The final manufacturing PMI for the Eurozone had a little impact on the euro, while the dollar has retained an underpinning amid a backdrop of shaky global stock markets, with investors cutting out of risk assets, and revamped Fed tightening expectations following the congressional testimony before the House Financial Services Committee of new Fed Chairman Powell earlier in the week. Powell will appear again today, this time before the Senate Banking Committee, where some market narratives have ruminated on the risk that he may walk back some of the hawkish interpretations of his communication on Tuesday, which in the event would likely spark a downward spin on the dollar.
EURUSD edged out fresh six-week low of 1.2179, surpassing the Asia-session low by 4 pips, though the net change on the day remains moderate. It is widely expected that Powell will repeat is base optimism on U.S. growth prospects, and therefore it is most likely that EURUSD will remain in a bearish movement. Price action this week has affirmed a bear phase that’s been in evolution for two weeks now.
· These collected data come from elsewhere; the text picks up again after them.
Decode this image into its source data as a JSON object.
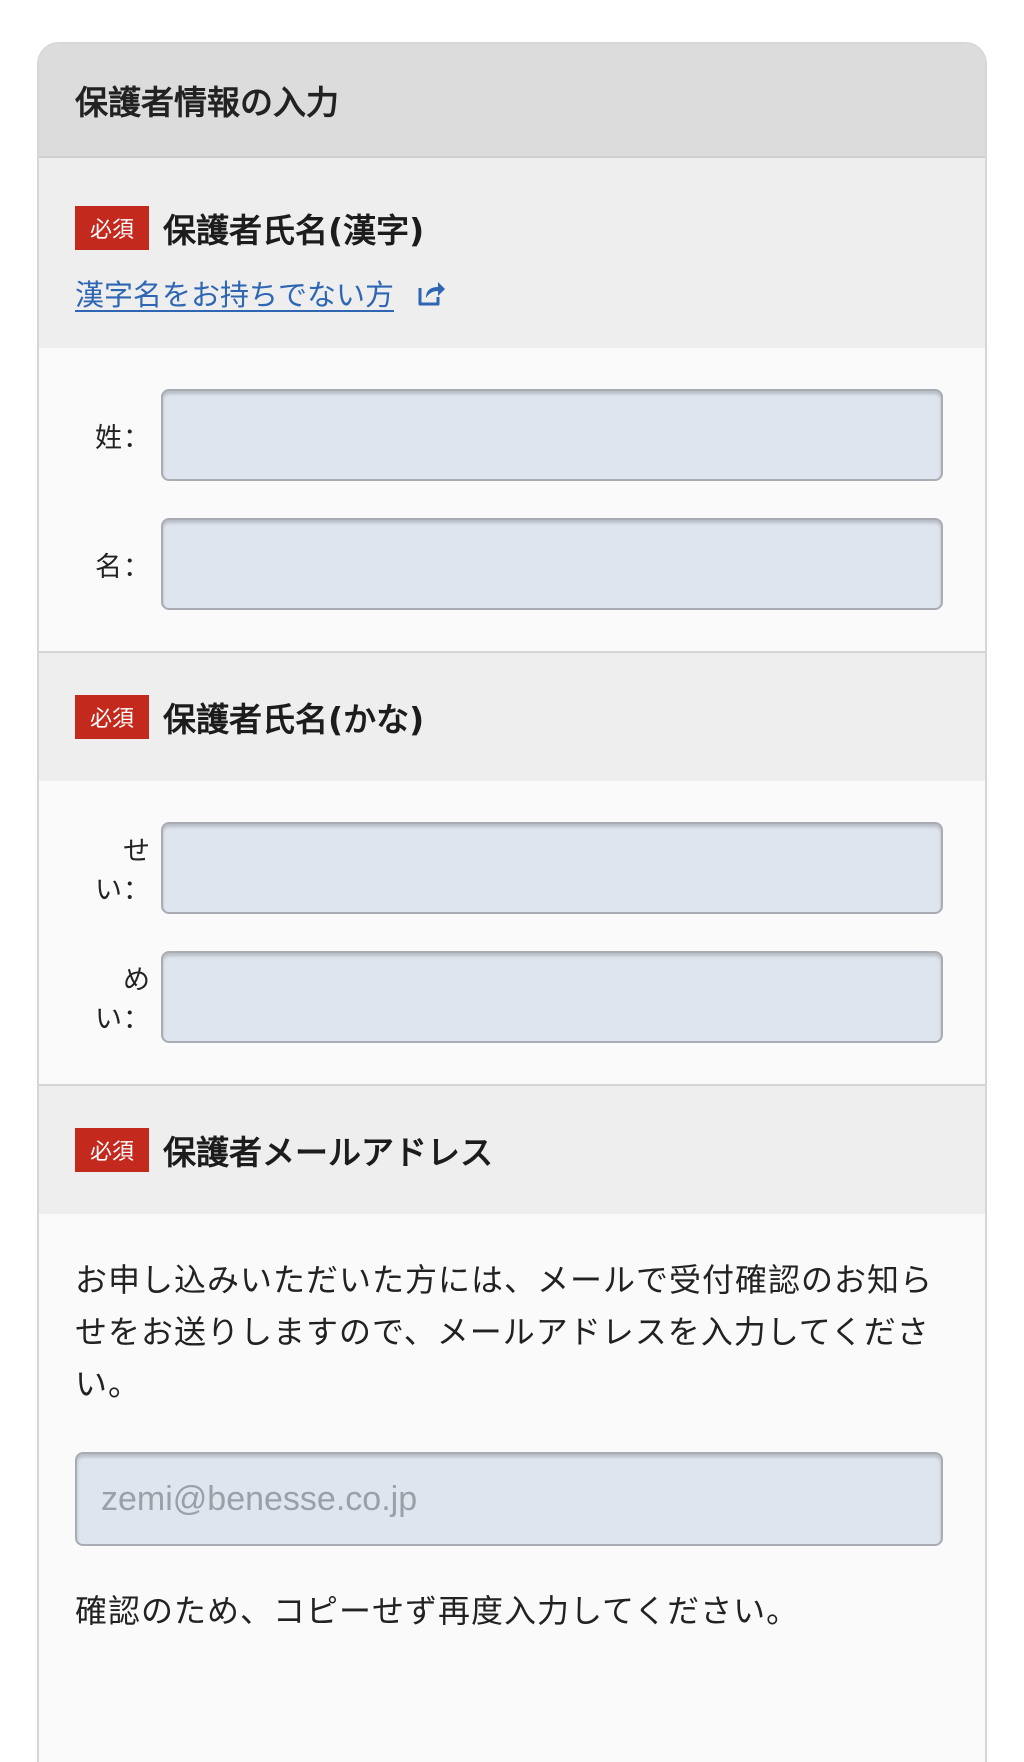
{
  "card": {
    "title": "保護者情報の入力"
  },
  "badges": {
    "required": "必須"
  },
  "kanji_section": {
    "title": "保護者氏名(漢字)",
    "help_link": "漢字名をお持ちでない方",
    "help_link_icon": "external-link-icon",
    "fields": [
      {
        "label": "姓：",
        "value": ""
      },
      {
        "label": "名：",
        "value": ""
      }
    ]
  },
  "kana_section": {
    "title": "保護者氏名(かな)",
    "fields": [
      {
        "label": "せい：",
        "value": ""
      },
      {
        "label": "めい：",
        "value": ""
      }
    ]
  },
  "email_section": {
    "title": "保護者メールアドレス",
    "description": "お申し込みいただいた方には、メールで受付確認のお知らせをお送りしますので、メールアドレスを入力してください。",
    "placeholder": "zemi@benesse.co.jp",
    "confirm_note": "確認のため、コピーせず再度入力してください。"
  },
  "colors": {
    "required_badge": "#c4291d",
    "link": "#2f66b3",
    "input_bg": "#dfe5ee",
    "header_bg": "#dcdcdc",
    "section_head_bg": "#eeeeee"
  }
}
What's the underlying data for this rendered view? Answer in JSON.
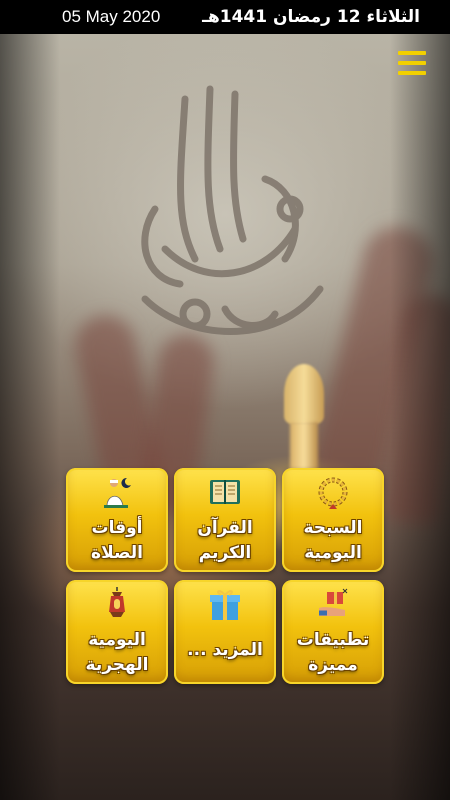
{
  "status_bar": {
    "gregorian_date": "05 May 2020",
    "hijri_date": "الثلاثاء 12 رمضان 1441هـ"
  },
  "menu": {
    "icon": "hamburger-menu-icon",
    "color": "#f2d000"
  },
  "tiles": [
    {
      "id": "tasbeeh",
      "line1": "السبحة",
      "line2": "اليومية",
      "icon": "prayer-beads-icon"
    },
    {
      "id": "quran",
      "line1": "القرآن",
      "line2": "الكريم",
      "icon": "quran-book-icon"
    },
    {
      "id": "prayer-times",
      "line1": "أوقات",
      "line2": "الصلاة",
      "icon": "praying-man-icon"
    },
    {
      "id": "featured-apps",
      "line1": "تطبيقات",
      "line2": "مميزة",
      "icon": "gift-hand-icon"
    },
    {
      "id": "more",
      "line1": "المزيد ...",
      "line2": "",
      "icon": "gift-box-icon"
    },
    {
      "id": "hijri-calendar",
      "line1": "اليومية",
      "line2": "الهجرية",
      "icon": "lantern-icon"
    }
  ],
  "colors": {
    "tile_gold": "#f2c20e",
    "tile_text": "#ffffff",
    "topbar": "#000000"
  }
}
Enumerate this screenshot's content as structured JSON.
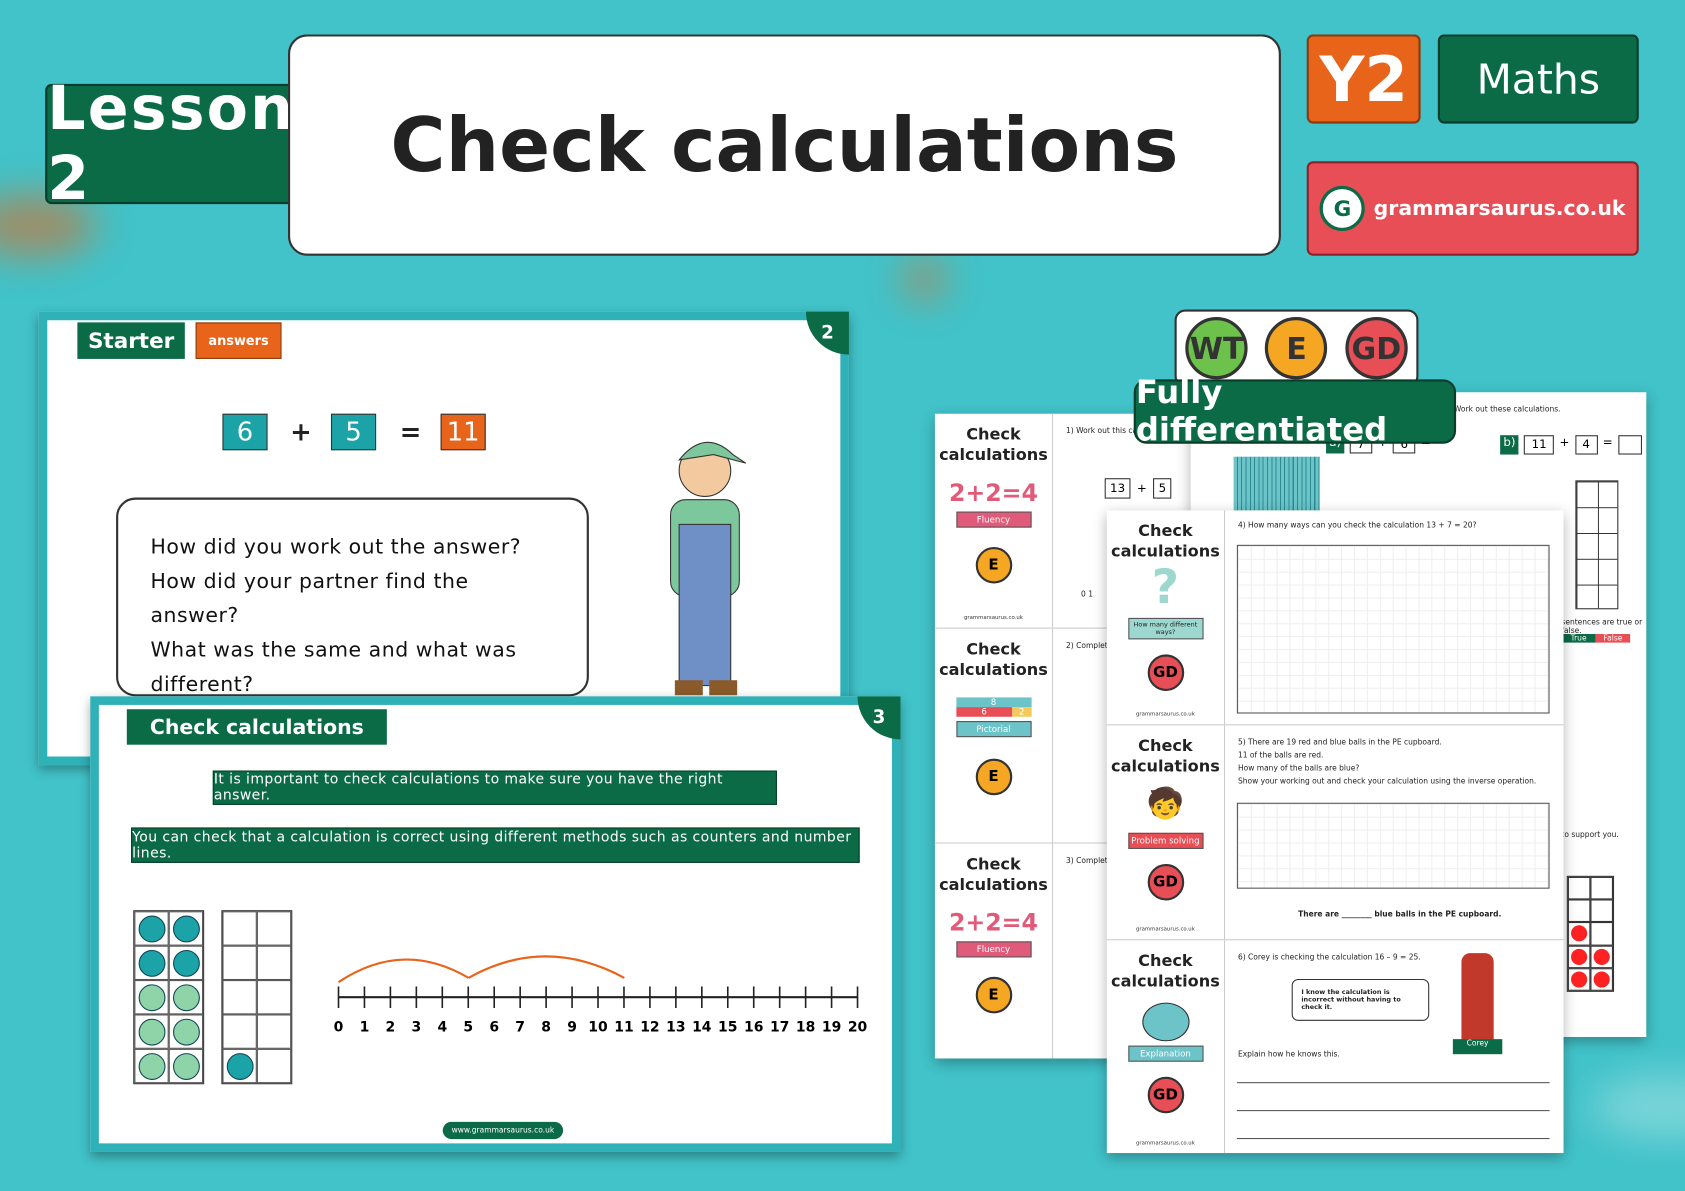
{
  "header": {
    "lesson": "Lesson 2",
    "title": "Check calculations",
    "year": "Y2",
    "subject": "Maths",
    "brand": "grammarsaurus.co.uk"
  },
  "colors": {
    "background": "#41c3c9",
    "green": "#0b6b47",
    "orange": "#e8641a",
    "red": "#e84e55",
    "teal": "#1ba3a8"
  },
  "slide2": {
    "number": "2",
    "tab": "Starter",
    "answers": "answers",
    "equation": {
      "a": "6",
      "op": "+",
      "b": "5",
      "eq": "=",
      "result": "11"
    },
    "bubble": [
      "How did you work out the answer?",
      "How did your partner find the answer?",
      "What was the same and what was different?"
    ]
  },
  "slide3": {
    "number": "3",
    "tab": "Check calculations",
    "banner1": "It is important to check calculations to make sure you have the right answer.",
    "banner2": "You can check that a calculation is correct using different methods such as counters and number lines.",
    "numberline": [
      "0",
      "1",
      "2",
      "3",
      "4",
      "5",
      "6",
      "7",
      "8",
      "9",
      "10",
      "11",
      "12",
      "13",
      "14",
      "15",
      "16",
      "17",
      "18",
      "19",
      "20"
    ],
    "footer": "www.grammarsaurus.co.uk"
  },
  "differentiation": {
    "badges": [
      "WT",
      "E",
      "GD"
    ],
    "banner": "Fully differentiated"
  },
  "worksheets": {
    "back": {
      "rows": [
        {
          "title": "Check calculations",
          "type": "2+2=4",
          "label": "Fluency",
          "badge": "E",
          "q": "1) Work out this calculation",
          "eq": [
            "13",
            "+",
            "5"
          ],
          "nl": [
            "0",
            "1"
          ]
        },
        {
          "title": "Check calculations",
          "bar": [
            "8",
            "6",
            "2"
          ],
          "label": "Pictorial",
          "badge": "E",
          "q": "2) Complete"
        },
        {
          "title": "Check calculations",
          "type": "2+2=4",
          "label": "Fluency",
          "badge": "E",
          "q": "3) Complete"
        }
      ],
      "footer": "grammarsaurus.co.uk"
    },
    "right": {
      "q1": "Work out these calculations.",
      "a": [
        "a)",
        "7",
        "+",
        "6",
        "="
      ],
      "b": [
        "b)",
        "11",
        "+",
        "4",
        "="
      ],
      "q2": "sentences are true or false.",
      "true": "True",
      "false": "False",
      "q3": "to support you."
    },
    "front": {
      "rows": [
        {
          "title": "Check calculations",
          "label": "How many different ways?",
          "badge": "GD",
          "q": "4) How many ways can you check the calculation 13 + 7 = 20?"
        },
        {
          "title": "Check calculations",
          "label": "Problem solving",
          "badge": "GD",
          "q": [
            "5) There are 19 red and blue balls in the PE cupboard.",
            "11 of the balls are red.",
            "How many of the balls are blue?",
            "Show your working out and check your calculation using the inverse operation."
          ],
          "answer": "There are ________ blue balls in the PE cupboard."
        },
        {
          "title": "Check calculations",
          "label": "Explanation",
          "badge": "GD",
          "q": "6) Corey is checking the calculation 16 – 9 = 25.",
          "speech": "I know the calculation is incorrect without having to check it.",
          "name": "Corey",
          "explain": "Explain how he knows this."
        }
      ],
      "footer": "grammarsaurus.co.uk"
    }
  }
}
Nevertheless, significant is the fact that the pair is currently traded close to the 50% retracement since the 2014 sharp decline, at 1.2170. This key level confluence with the neckline of a double top formation noticed in a Daily chart from January 15, up-today. Hence a string break below this level, could alert a bearish signal. However, a return back to 1.2260-1.2280 resistance area, indicates the possible retest of 1.2400 and 1.2500 round levels.